If this is true , then why is it so hard to get a good hamburger in America?

The fact is,in a restaurant a burger gets more abuse than a road-gang convict. In a fast-food joint or a bar kitchen it sits in a pool of its own blood for days or is flung right out of the freezer and-clack!-onto the griddle, where the cook smashes it with the bottom of his spatula , flattens it with a weight to cook it faster., and slaps it on a puffy , oversize bun.
And in finer restaurants it’s not much better. The quality of meat and garnish might be superior to the humble demotic kitchen and the price tag higher, but still…
In my own restaurant, you could tell when a customer ordered a burger by sound alone; by the extra hard slam of the refrigerator door and the extra hard slap of the meat on the cutting board. Trained cooks, especially cooking school graduates, usually hate cooking hamburgers and will put as little care as possible into their execution.Along with their names on their school-issue chefs jackets, it might as well say-‘I went to cooking school , so I don’t cook burgers.’
So what’s the solution? A French approach to cooking the hamburger. By that , I don’t mean butter-basting it and serving it with celeriac puree or Sauce Perigord , nor do I suggest stuffing it with foie gras and short ribs and serving it with pommes soufflés,as Daniel Boulud does.
By a French approach I mean internalizing a certain French attitude, that of the rigorous purist who takes pride in his cultural heritage, who employs the exactitude of the academie francaise grammarian, the unbending watchfulness of the douanier and the sensual precision of the affineur.
France , after all , is a country that has mandated by law the ingredients in a baguette.
Therefore , I propose the following strict guidelines for making a good hamburger which I hope one day to see passed into law:

A burger is composed of only fresh ground chuck ,salt and pepper:
A little olive oil on the outside is permitted, but if it the burger is seasoned with dried herbs, Cajun seasoning, Lawry’s seasoned salt, or is cut with milk, buttermilk, onions, garlic, teriyaki sauce ,breadcrumbs, tomato juice, White Zinfandel, Cabernet Sauvignon , or bbq sauce , it’s a patty or swiss steak or Salisbury steak or a meatloaf ,but it’s not a hamburger.

A burger is cooked to between 115 and 130 degrees internal temperature
A burger beyond medium is prison food.
We were astonished to see, on the Food Network’s Build a Better Burger Contest, that only one of the finalist cooked her burgers below well done. No wonder they needed all that filler.


A burger is about 6-7 ounces in weight and 1-1/2” to 2’ high before cooking
A thinner , smaller hamburger will inevitably overcook .

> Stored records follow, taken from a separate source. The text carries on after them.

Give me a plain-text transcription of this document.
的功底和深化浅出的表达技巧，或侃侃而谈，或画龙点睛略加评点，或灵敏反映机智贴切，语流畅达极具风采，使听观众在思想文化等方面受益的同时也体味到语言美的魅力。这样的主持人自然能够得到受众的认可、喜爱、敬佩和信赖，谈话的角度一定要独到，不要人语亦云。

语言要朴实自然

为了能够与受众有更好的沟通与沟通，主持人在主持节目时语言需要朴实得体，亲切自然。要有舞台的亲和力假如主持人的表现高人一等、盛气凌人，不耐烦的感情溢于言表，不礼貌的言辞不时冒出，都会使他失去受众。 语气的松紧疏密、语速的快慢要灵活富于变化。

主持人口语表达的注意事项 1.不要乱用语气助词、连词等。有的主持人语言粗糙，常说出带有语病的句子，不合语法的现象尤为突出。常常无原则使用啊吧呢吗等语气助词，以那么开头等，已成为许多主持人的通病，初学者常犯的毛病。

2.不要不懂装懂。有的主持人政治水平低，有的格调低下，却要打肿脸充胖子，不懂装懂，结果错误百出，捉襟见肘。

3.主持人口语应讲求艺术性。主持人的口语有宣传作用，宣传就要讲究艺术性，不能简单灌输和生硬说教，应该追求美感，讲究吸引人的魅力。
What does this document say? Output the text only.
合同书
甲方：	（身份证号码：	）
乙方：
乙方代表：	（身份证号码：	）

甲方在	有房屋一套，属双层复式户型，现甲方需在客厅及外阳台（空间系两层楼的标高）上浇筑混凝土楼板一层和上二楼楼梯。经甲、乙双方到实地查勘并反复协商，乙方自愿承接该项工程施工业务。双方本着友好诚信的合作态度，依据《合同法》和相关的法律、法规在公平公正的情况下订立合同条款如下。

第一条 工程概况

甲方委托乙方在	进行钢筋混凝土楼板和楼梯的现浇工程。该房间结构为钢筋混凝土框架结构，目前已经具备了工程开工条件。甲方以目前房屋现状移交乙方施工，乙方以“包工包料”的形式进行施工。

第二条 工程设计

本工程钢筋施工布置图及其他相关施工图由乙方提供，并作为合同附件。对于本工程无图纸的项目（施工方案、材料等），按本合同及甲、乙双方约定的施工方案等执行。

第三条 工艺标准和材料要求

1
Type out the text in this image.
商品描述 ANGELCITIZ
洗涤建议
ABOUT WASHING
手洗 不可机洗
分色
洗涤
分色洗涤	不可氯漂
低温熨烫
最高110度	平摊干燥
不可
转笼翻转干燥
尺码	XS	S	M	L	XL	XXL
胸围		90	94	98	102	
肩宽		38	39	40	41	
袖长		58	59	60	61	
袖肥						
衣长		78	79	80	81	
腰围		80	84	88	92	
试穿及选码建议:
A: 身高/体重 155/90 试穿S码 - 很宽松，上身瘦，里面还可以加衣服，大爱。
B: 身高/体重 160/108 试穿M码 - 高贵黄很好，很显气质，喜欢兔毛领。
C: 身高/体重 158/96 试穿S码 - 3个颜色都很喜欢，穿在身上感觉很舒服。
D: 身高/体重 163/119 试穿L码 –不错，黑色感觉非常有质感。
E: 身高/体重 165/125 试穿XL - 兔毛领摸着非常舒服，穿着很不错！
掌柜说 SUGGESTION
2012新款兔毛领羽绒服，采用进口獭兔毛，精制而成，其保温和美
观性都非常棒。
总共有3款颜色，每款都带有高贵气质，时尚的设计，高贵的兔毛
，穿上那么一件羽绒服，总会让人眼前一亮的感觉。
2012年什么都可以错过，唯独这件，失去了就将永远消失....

A burger is not exactly fast food
A burger is best if it comes to room temperature before cooking , is cooked over medium, not super high heat and is allowed to rest in a warm place for half of its cooking time before serving. This whole process might take as long as an hour.

There should be an equal proportion by volume of bread to meat
Bread is cheap and meat is expensive. A burger should not be a tiny patty of meat on a huge puffy bun. The bread should be roughly the size of the cooked patty and the combined height of the two pieces of bread should equal the height of the cooked patty.

A burger is not a piece of carbonized meat
Those tv shots of grilled food enveloped in orange flame look exciting but the truth is that the grill should touch the meat as little as possible. As Gary Danko says, when the flame touches the meat, that’s carbonization. I prefer my burgers sautéed., and will turn them three or four times during cooking so they get gentle caramelization.